Friday, January 27, 2012

List 4 - I miss . . .

I thought about a funny list for today, but somehow memories kept flowing into my awareness this week. They haven't been sad memories; just memories and they've had me thinking.  Sometimes I tend to get hung up on things (not meaning objects exactly, more like experiences) that I had that my children will not get to have.  Sometimes I go on and on about that - just ask my children.  More than once, one of them has tried (unsuccessfully) to explain to me that they don't miss the 'things' I'm talking about and they are just fine.  But I MISS THEM for them, I try to explain.  That's usually unsuccessful, too.

So, today's list is a few things I miss.  As with all of the Friday lists, this is not complete, there is no particular order and I reserve the right to add to, take away or amend items at any time.  Check out my list and then make your own.  You could even use some time this weekend to bore your children or some friends with your list.  I'm hoping to use mine for a couple of pleasant day dreams (and then I'll go over it again with my kids).

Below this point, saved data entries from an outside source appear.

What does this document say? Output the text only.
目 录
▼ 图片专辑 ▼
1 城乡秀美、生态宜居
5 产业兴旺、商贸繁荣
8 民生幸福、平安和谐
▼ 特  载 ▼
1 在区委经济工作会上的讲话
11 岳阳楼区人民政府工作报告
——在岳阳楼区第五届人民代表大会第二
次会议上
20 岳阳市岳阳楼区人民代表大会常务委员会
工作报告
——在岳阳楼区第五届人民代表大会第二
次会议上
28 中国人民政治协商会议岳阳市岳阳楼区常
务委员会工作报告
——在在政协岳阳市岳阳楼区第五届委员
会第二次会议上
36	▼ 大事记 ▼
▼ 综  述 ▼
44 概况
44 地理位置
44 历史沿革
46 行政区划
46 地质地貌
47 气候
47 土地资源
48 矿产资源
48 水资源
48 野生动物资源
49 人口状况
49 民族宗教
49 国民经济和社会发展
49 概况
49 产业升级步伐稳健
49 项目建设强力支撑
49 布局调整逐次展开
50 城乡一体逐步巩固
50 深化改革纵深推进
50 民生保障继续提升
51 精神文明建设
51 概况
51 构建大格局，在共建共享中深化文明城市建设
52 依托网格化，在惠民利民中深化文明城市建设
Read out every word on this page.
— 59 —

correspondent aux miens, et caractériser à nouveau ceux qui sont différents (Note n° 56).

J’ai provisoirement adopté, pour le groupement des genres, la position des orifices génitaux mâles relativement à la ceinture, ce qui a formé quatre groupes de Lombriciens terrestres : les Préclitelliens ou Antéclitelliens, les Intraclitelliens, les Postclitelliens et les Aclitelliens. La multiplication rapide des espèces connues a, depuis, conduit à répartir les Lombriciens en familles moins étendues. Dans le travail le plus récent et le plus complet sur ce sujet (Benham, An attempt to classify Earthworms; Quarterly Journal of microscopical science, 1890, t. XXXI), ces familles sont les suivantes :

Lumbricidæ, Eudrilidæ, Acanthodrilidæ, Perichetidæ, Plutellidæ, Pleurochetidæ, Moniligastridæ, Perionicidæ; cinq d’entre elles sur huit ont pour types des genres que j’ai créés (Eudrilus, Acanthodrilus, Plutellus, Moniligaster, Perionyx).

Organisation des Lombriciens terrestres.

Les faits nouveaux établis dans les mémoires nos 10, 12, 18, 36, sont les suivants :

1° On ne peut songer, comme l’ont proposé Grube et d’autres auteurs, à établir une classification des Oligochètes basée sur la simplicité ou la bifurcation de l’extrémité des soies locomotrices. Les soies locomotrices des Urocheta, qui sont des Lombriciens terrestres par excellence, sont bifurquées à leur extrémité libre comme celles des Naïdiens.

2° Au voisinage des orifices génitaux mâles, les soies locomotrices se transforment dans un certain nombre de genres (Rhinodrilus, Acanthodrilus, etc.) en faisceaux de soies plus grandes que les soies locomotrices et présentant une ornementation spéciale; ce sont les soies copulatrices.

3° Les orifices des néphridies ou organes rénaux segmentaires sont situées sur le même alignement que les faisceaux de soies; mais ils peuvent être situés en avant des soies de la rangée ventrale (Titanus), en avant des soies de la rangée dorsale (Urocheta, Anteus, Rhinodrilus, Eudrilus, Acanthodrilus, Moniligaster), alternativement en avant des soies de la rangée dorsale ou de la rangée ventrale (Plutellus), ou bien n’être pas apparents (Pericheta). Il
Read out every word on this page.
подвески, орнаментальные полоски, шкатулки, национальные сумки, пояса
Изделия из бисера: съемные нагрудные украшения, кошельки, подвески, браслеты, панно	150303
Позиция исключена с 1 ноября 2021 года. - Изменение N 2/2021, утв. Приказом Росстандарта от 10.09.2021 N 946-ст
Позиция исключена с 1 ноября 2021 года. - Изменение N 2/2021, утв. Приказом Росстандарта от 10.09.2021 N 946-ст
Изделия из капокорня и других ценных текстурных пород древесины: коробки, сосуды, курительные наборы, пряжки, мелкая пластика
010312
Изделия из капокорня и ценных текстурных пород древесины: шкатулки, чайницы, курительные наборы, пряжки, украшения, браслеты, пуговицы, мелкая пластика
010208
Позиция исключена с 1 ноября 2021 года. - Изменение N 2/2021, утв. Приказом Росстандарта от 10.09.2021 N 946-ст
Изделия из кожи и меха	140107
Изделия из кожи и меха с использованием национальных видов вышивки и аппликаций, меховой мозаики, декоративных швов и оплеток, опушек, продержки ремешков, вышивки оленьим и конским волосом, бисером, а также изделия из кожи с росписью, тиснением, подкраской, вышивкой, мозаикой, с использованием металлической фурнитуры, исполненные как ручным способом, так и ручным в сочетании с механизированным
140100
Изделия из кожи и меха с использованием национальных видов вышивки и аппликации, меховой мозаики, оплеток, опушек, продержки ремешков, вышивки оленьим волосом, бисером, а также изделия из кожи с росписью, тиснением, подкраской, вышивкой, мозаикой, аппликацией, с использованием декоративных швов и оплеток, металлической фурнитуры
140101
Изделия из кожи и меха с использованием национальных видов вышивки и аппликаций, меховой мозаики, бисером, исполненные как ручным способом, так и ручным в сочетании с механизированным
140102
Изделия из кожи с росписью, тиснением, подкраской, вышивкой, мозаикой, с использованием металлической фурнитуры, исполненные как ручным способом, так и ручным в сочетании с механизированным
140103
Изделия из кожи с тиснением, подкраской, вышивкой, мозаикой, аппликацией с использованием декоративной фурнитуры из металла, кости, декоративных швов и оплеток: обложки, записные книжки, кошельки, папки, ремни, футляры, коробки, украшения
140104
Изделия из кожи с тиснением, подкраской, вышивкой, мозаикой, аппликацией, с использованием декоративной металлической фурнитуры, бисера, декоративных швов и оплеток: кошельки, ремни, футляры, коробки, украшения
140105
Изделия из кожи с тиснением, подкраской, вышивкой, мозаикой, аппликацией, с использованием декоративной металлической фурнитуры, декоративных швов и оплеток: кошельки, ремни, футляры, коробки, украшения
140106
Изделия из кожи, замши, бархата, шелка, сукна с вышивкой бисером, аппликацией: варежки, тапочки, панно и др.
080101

In my home growing up, there was a gallery of family pictures on the landing at the top of the stairs.  In the middle of all of the framed photographs was a small plaque that read, "While giving our kids the things we had not, let's not forget to give them the things we did have."  I didn't get that.  Now I do.

THINGS I MISS:

  1. Screen doors on houses (that are missing the paint right around the handle) and squeak a little bit and make a loud bang when they are let go.
  2. Cabooses.  Apparently they held no real importance, but they meant a lot to me.  They helped make sense of things and helped us all know that things were in order.
  3. Footies with balls on the back and white Adidas with royal blue stripes.
  4. Eating fruit at the 'right' times.  I liked it when it was special to eat a watermelon, a peach or a tomato and you had to eat them when they were grown.  I know in my heart that I haven't tasted as good a piece of fruit in my adulthood as I tasted in my childhood.  It has been suggested that perhaps I am remembering it with fondness, recalling other feelings that went along with the eating of the fruit.  No way - they tasted better.  I hate to sound like Andy Rooney, but I'm just right about this.
  5. The little corner booths in the front of Pizza Huts.  If you don't know what I'm talking about, my thoughts are with you.  I'm sorry, but you haven't truly lived.  I can think of nothing that feels quite like getting to the Pizza Hut and realizing that one of the two booths was  open and you and your sister were going to get it - nothing.  There wasn't a ton of wiggle room, but the pizza definitely tasted better in that spot.  It did.
  6. Strumming a tennis racket and singing along, while performing a rousing rendition of "Crazy Horses" by the Osmond Brothers.  Guitar Hero?  Whatever.
  7. Going to people's houses and looking up on top of their refrigerator and seeing that shiny cool Charles Chips tin.  What happened to those?
  8. Those nice men (usually there was one in each church or sitting by the door at a gas station) who gave you a nickel or a dime or a quarter.  I think some of them gave away a piece of hard candy. They were nice and said, "Here, get you something nice with this."  Somehow, they weren't creepy and everybody loved them.  They were always prepared; and lots of times, you could hear the coins jingling when they reached into the pocket.  Some of them had side talents to go along with the gift, like talking like a duck or pulling the coin out of your ear or repeating long tongue twisters.
  9. The slide at "Wheeler Park" in Douglas, Georgia (where my grandparents lived).  It was at least five million four thousand two hundred and thirty six feet high and was undoubtedly the coolest piece of play equipment ever invented.  I count myself among the few, the proud, the privileged ones that got to spend afternoons on that skyscraping edifice before sensibility came into play.  If there was a slide like that today, I'm afraid I would see children harnessed to their mothers and being brought down slowly, one child per two minute period.  Never will there be a cooler thing.  If I knew where that slide was, I believe I'd buy it and put it in my yard as art.  And if it has been melted down for the metal, I hope I never find out about it.
  10. Walking home from school.  I did not walk home from school uphill both ways in the snow.  I did not carry a tuba.  I just headed out of the back of Gaines School, loitered a bit on the playground, met with other kids, cut through the woods that went from the road behind the school to our neighborhood and meandered along home.  Ponderosa Drive was a long, winding hill and what started as a loose gang of twenty or so kids, eventually wound down to just a few.  Sometimes we laughed and talked.  Sometimes one person was mad at another.  One time we saw a dog get hit in front of the Tumlin's and helped wait with the injured dog until a vet arrived. Sometimes we might stop at someone else's house to look at something or have a snack or watch tv and sometimes we might just walk straight home.  No parents were involved.  No worried grown ups watched us from behind trees; we just walked along.  We were learning about what to do on our own.  I guess we must have had to hurry some times, but I can't remember that.  It all seemed kind of slow.  I'm thankful, and I wish my kids got to do it, too.





1 comment:

  1. Footies with balls!!!! Oh, the joy they used to bring me!!! Color coordinate the ball with your Panama Jack t-shirt....a must!!!!